I like Penelope. Not sure it fits, though.
I could use some more ideas. Help name my van, if you want.
Inside
One of the best parts is the analog clock in the dash.
And, of course, there is the stove and sink.
And the part that seemed to impress the guy I bought it from most… the tiny ice tray.
The DMV
So, after driving my beauty home from Portland, and then driving it around uninsured and unregistered for two days, I went in to the DMV on Monday to take care of things. So, the DMV in Junction is tiny, staffed by two women, who were about as helpful as you can expect DMV employees to be.
So, I walk into the tiny, one-room DMV, expecting a fast trip, seeing that it is empty save me and one other young guy looking to renew his Jeep’s tags. So, I take my title and begin to fill out my forms.
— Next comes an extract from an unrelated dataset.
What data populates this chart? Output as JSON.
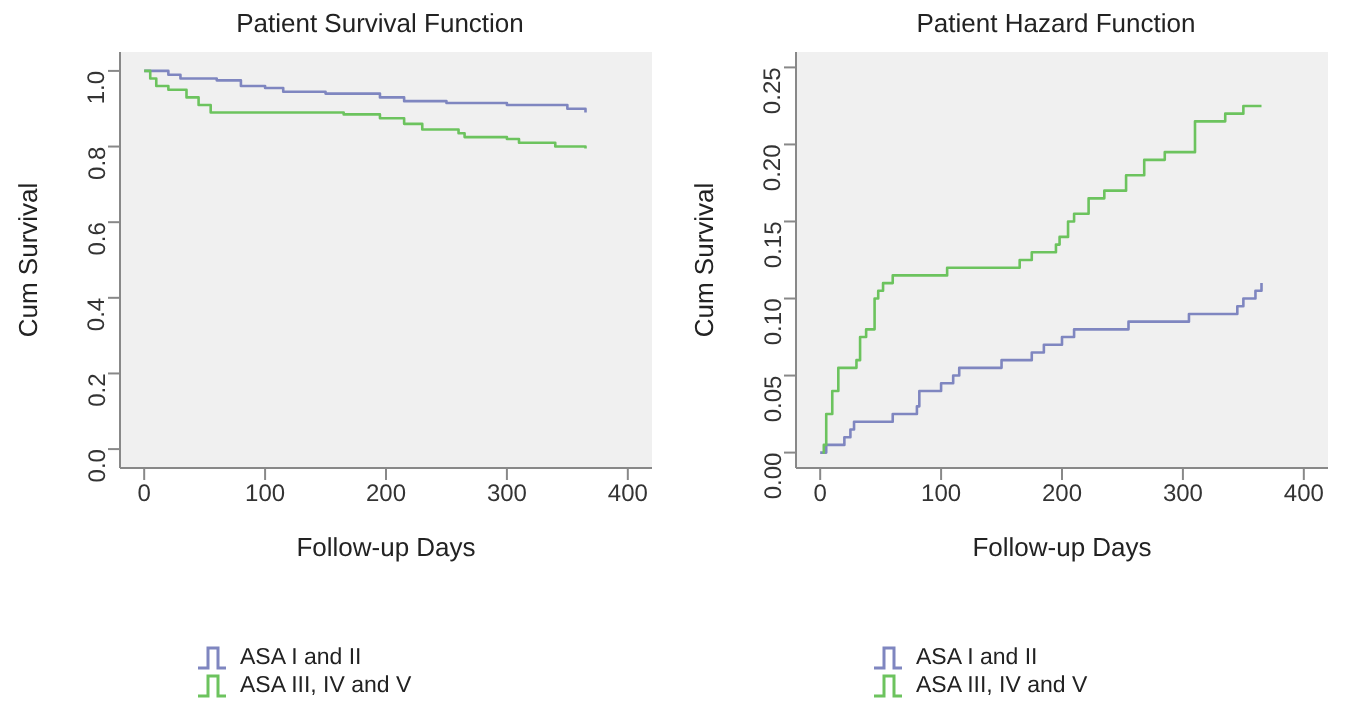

I grab the “Title Transfer Form,” seeing that I am transferring a title. All goes well. I take my form up and… its the wrong form. I need the form with the blue boarder, called the “Title registration Form.”
“But, I’m transferring a title,” I say.
“Yeah, but you are also registering it. Get the other form,” she replies. She was gruff, for no reason.
So, blue boarder. Done. Back to the desk.
Things move along. She types in my VIN. Ahh…
“Looks like this is registered as a motor home,” she says.
“What’s that mean,” I ask. Obviously seeking the repercussions of such a vehicle rating.
“It means it has a stove and stuff like that,” she says, shortly, as if I’m a moron.
NO FREAKING WAY! I know what a motor home is… but why do I care, as far as registration is concerned? But, I am polite. I move on.
“Looks like your tags expire in September. Want to renew now?”
Tags don’t cost a ton. “Sure,” I say.
So, this is when she pulls out a calculator, and I know I answered the last question wrong.
Entering a series of totals, she rings me up for something like $300.
“So that’s what a motor home rating means,” I say. “That’s what I was getting at.”
She looks up. Just with her eyes. Daggers.
“Yeah. It is done by the foot. Length costs with motor homes.”
Thanks. I cancel the tags, and just transfer the title, which is still $55. No cards. $1.90 fee on the ATM.
I hate the DMV.
Her history

Born in Germany, she moved to Portland shortly after her birth. After a few years in the Rose City, she was taken away to San Fransisco, where she lived most of the 1990s. In the early 21st century, she moved back to Portland, where she was bought by Chris and his wife, a late-30s couple from North Portland. After two years of weekend camping, the couple listed her on Craigslist. That’s where I found her.